There are few places in the world where the full pressure of population growth is felt as strongly as in tiny, landlocked Rwanda.Thus starts an article in Nature by Josh Ruxin and Antoinette Habinshuti (Crowd control in Rwanda). While Rwanda currently "boasts economic growth, security and rising prosperity," Ruxin and Habinshuti believe that more population growth will lead to resource depletion, declining tourism due to poaching and encroachment in Rwanda's only major national park, and chronic poverty and malnutrition.
The authors advocate controlling population growth by promoting economic growth and girl education and offering "free" (by which they actually mean "paid by taxes") "contraceptives in every health centre and through every community health worker."

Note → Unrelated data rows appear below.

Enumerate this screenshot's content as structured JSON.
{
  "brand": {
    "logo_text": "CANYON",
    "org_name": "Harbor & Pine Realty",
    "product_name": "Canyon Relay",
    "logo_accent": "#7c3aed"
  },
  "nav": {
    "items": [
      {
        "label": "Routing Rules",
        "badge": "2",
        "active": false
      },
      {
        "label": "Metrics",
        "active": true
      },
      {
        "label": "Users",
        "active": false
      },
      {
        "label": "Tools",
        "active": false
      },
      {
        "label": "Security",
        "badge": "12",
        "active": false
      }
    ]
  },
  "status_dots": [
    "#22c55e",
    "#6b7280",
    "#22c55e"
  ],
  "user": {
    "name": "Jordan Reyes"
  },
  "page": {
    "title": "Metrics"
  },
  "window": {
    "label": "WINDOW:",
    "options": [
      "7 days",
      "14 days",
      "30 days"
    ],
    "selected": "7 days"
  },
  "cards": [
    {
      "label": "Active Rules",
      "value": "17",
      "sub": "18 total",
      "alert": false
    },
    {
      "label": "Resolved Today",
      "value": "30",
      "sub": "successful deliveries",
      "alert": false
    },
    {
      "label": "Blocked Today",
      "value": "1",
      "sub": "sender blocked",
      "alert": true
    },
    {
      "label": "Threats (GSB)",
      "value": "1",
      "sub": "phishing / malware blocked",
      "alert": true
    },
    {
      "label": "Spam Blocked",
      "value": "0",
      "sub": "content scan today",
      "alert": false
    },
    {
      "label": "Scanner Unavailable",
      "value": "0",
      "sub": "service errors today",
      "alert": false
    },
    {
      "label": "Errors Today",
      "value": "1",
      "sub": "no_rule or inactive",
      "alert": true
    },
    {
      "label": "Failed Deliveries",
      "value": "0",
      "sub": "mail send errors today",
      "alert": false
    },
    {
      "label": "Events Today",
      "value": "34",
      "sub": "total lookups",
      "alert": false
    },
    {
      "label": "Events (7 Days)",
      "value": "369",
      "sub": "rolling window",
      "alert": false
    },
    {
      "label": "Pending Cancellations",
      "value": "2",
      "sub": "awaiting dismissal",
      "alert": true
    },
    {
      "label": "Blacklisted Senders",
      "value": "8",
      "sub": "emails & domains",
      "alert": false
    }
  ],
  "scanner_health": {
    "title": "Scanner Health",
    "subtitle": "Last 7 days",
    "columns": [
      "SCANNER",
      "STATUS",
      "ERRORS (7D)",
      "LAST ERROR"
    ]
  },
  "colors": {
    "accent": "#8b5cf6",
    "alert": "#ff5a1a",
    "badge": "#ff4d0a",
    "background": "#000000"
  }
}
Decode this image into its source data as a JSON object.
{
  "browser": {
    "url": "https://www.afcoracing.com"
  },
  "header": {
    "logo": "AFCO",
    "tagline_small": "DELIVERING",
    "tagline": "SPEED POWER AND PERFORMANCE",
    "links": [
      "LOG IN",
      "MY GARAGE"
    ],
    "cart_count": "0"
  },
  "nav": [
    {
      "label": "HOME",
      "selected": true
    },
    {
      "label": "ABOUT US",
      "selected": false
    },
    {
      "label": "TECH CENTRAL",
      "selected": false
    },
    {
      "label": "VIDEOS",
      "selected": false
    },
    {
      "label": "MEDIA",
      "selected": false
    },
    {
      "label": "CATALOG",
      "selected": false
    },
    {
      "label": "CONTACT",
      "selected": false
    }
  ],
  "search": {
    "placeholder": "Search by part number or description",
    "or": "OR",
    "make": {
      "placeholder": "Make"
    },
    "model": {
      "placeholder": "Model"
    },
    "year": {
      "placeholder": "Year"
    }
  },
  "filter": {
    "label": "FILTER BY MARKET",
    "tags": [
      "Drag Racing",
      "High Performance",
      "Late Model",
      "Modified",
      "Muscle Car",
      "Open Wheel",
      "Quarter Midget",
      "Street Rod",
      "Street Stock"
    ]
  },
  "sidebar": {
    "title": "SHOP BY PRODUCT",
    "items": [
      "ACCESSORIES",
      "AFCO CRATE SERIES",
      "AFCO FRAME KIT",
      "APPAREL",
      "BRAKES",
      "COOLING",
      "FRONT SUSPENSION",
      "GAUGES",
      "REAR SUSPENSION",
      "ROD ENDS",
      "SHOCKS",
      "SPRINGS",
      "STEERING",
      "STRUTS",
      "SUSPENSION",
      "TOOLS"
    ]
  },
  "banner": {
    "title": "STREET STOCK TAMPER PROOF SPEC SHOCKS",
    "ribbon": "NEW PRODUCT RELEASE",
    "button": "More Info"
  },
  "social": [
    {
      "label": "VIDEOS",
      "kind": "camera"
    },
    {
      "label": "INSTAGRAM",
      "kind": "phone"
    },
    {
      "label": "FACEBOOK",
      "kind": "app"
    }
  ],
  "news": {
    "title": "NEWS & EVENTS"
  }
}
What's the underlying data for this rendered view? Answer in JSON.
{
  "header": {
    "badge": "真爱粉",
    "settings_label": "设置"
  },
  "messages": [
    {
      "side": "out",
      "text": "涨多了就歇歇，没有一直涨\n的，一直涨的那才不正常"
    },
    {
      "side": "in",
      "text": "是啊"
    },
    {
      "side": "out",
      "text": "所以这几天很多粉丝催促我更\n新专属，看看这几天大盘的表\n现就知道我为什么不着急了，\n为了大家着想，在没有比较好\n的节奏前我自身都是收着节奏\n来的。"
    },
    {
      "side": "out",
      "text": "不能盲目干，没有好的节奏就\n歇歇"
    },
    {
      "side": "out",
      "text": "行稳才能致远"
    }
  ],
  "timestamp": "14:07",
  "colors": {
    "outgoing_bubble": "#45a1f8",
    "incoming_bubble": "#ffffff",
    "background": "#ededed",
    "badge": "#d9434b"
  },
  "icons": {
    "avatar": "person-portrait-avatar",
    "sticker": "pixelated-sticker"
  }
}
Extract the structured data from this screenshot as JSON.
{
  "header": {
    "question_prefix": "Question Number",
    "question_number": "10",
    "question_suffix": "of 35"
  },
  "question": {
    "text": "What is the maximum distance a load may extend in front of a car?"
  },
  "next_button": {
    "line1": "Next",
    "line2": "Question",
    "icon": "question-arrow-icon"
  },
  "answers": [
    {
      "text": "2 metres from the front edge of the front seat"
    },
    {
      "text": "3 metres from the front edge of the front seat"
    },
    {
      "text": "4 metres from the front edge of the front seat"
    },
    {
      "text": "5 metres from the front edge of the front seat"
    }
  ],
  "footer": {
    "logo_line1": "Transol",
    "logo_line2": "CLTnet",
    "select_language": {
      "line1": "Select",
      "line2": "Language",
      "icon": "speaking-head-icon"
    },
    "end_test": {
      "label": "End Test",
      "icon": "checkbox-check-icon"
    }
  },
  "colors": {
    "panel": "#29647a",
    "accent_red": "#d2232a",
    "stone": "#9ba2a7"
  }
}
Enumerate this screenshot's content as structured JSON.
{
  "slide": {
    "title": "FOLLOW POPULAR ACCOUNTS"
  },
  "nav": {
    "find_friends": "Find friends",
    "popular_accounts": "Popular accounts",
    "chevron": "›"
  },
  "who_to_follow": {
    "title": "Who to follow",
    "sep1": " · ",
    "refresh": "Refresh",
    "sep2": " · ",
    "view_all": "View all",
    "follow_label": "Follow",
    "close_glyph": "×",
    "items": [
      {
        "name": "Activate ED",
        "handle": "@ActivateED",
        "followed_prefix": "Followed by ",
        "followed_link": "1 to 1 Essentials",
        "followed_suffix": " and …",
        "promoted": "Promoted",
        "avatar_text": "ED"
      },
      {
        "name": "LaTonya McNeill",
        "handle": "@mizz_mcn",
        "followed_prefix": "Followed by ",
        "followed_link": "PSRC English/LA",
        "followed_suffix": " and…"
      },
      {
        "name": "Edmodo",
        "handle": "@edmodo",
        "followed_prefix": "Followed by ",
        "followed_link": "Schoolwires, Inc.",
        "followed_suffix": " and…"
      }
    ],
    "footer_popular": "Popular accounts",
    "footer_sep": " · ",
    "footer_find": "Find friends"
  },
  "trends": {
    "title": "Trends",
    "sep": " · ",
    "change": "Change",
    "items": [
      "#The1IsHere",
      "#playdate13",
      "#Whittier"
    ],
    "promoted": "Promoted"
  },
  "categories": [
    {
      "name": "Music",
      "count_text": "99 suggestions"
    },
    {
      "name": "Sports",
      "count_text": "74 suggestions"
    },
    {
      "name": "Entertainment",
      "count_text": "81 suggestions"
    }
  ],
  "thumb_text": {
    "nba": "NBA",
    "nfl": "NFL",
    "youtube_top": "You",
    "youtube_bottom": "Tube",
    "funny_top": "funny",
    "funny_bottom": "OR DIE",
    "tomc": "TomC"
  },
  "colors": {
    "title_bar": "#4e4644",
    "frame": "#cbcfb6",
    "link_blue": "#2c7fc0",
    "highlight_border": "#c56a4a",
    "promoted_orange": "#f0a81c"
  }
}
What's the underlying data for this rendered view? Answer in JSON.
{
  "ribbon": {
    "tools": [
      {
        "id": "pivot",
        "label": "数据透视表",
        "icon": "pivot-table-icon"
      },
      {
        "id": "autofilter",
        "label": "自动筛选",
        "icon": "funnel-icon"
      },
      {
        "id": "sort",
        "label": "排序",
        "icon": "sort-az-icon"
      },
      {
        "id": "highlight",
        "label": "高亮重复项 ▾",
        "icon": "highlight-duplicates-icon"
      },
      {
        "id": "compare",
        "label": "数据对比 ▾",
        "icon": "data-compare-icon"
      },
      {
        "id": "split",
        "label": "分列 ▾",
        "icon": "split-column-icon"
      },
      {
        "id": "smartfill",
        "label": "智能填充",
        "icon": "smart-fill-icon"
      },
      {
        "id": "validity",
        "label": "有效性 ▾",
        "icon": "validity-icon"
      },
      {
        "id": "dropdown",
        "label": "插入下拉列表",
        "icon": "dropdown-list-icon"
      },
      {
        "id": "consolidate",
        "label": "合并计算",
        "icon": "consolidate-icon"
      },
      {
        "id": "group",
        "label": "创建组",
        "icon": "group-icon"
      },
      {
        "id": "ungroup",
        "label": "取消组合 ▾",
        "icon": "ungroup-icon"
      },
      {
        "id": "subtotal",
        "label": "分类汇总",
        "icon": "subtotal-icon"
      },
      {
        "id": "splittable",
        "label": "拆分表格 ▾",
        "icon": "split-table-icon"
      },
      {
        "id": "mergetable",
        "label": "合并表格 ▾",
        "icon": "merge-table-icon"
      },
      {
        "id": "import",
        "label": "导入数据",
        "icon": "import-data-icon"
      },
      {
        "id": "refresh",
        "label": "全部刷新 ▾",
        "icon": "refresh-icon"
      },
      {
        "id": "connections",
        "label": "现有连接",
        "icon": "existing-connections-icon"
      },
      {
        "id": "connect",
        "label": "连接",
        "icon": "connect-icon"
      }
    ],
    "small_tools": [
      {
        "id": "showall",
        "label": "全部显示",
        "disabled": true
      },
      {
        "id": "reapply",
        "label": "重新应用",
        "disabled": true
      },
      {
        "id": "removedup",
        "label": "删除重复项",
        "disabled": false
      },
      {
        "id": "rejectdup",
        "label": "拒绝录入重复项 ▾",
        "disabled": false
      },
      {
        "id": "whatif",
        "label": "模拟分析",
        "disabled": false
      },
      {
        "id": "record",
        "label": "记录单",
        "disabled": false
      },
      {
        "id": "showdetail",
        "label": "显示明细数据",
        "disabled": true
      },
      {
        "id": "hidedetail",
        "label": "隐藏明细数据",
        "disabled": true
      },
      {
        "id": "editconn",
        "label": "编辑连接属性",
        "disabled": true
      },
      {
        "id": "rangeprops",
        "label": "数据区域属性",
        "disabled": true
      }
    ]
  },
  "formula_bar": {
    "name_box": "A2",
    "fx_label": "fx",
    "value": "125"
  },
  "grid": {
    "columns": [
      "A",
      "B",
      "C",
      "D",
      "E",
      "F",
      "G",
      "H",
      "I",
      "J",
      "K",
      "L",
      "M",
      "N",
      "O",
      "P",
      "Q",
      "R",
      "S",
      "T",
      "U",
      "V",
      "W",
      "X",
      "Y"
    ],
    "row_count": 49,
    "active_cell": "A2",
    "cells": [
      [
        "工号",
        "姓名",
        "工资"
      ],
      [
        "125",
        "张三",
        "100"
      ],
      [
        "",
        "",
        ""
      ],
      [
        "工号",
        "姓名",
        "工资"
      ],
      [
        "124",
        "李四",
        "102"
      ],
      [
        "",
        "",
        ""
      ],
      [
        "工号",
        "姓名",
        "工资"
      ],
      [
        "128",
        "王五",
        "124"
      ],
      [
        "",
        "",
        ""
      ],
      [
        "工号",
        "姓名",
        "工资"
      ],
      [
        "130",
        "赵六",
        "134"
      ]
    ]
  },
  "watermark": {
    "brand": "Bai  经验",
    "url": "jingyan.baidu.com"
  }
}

Until wealthier nations and large donors step up to fund family planning, poor nations themselves will have to take the lead. For those that choose this path — as Rwanda is doing — the rewards will be healthier, wealthier and smaller populations.I do not object to voluntary donations to fund family planning, although I would rather give people the cash and let them decide how to spend it. But I do object to a couple of serious omissions by Ruxin and Habinshuti. They do not mention that people born in Rwanda could manage to prosper without those apparently dwindling resources by trading or migrating, as those born in crowded, tiny and landlocked Beijing, Frankfurt or Atlanta do.